Das brachte der Aufführung eine dichte Atmosphäre. Ohne
dabei jedoch in unnötige Hektik oder Betriebsamkeit zu verfallen.
Am Ende einer kurzweiligen und gelungenen Aufführung gab es viel
Applaus für die Schauspieler. Völlig zu Recht.
Fränkische Nachrichten/mar
Ein straffes Regiekonzept, das stimmige Ambiente und die schauspielerischen
Leistungen des Ensembles sorgten für einen gelungenen Abschluss
der Bad Saulgauer Theatersaison. Filme als Theaterstücke zu inszenieren,
birgt immer das Risiko der Verflachung und des Verlustes an Intensität.
Nicht so bei der Inszenierung von Luisa Brandsdörfer. Die Regisseurin
setzte eigenständige Akzente und charakterisierte die handelnden
Personen nachdrücklich in Einzelszenen, überdies hatte sie
ein zügiges Spieltempo vorgegeben - ohne die beliebte Halbzeitpause.
Dieses Konzept wurde möglich durch eine ausgeklügelte Bühnenaufteilung.?Zu
Beginn der Aufführung schallte der Ohrwurm "Ich tanze mit
Dir in den Himmel hinein", aus dem Lautsprecher, unterbrochen
von Granateneinschlägen und Sirenengeheul. Ein Hochzeitspaar,
der Bräutigam Hermann Braun in Soldatenuniform und die junge
Braut Maria mit Spitzenschleierchen auf dem Kopf, stand mit dem Rücken
zum Publikum und tauschte die Ringe im Bombenhagel.
Die folgenden Szenen boten Schlaglichter aus einem Deutschland kurz
nach Kriegsende: Marias und Freundin Bettys verzweifeltes Warten auf
die vermissten Ehemänner, den florierenden Schwarzhandel und
die Suche nach Arbeit. Weil Hermann Braun verschollen und tot geglaubt
war, verdiente Maria ihren Lebensunterhalt in einer Bar und ließ
sich auf ein Techtelmechtel mit dem schwarzen amerikanischen Besatzungssoldaten
Bill ein (sehr sympathisch: Nikolaus Szentmiklosi). Braun (Friedolin
Richter) indessen hatte überlebt und erwischte seine Frau mit
dem Amerikaner beim intimen Tête-à-Tête. Weil sie
ihrer großen Liebe Hermann im Herzen die Treue gehalten hatte
und nichts sehnlicher wünschte, als mit ihm zusammen zu leben,
erschlug Maria den amerikanischen Liebhaber.
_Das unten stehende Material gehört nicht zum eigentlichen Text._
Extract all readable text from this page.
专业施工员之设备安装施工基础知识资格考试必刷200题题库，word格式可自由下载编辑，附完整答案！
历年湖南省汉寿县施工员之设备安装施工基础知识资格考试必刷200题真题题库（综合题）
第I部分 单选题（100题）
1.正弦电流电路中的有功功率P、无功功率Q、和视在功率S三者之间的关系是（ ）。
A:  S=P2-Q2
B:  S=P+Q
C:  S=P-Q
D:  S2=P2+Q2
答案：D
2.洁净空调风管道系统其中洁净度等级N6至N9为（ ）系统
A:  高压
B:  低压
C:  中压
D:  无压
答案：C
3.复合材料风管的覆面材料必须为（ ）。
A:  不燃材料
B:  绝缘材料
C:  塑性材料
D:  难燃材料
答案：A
Doch auch nach Hermanns Rückkehr gab es für Maria keine
Zukunft an der Seite des geliebten Mannes: Hermann nahm den Mord auf
sich und saß anstelle von Maria im Gefängnis. Der Richterspruch,
der Hermann Braun ins Gefängnis verbannte, war ein dramaturgischer
Schachzug mit Gänsehaut-Effekt: Hämisches Gelächter
schrillte mit Echoeffekt aus allen Ecken der Bühne - ein zynischer
Kommentar zu Marias scheiternder Liebe? Denn tragischerweise hatte
sie, so sehr sie sich auch darum bemühte, nie die Chance zu einem
gemeinsamen Leben mit Hermann. Erst den Unfalltod am Ende des Stücks
erlebten beide ironischerweise als Gemeinsamkeit.?Zuvor jedoch entwickelte
sich Maria an der Seite des Industriellen Karl Oswald (weltmännisch-jovial:
René Laier) im Eiltempo zu einer Karrierefrau mit Hang zum
Vamp, knallhart und egozentrisch, wenn es um Erfolg und Geld ging.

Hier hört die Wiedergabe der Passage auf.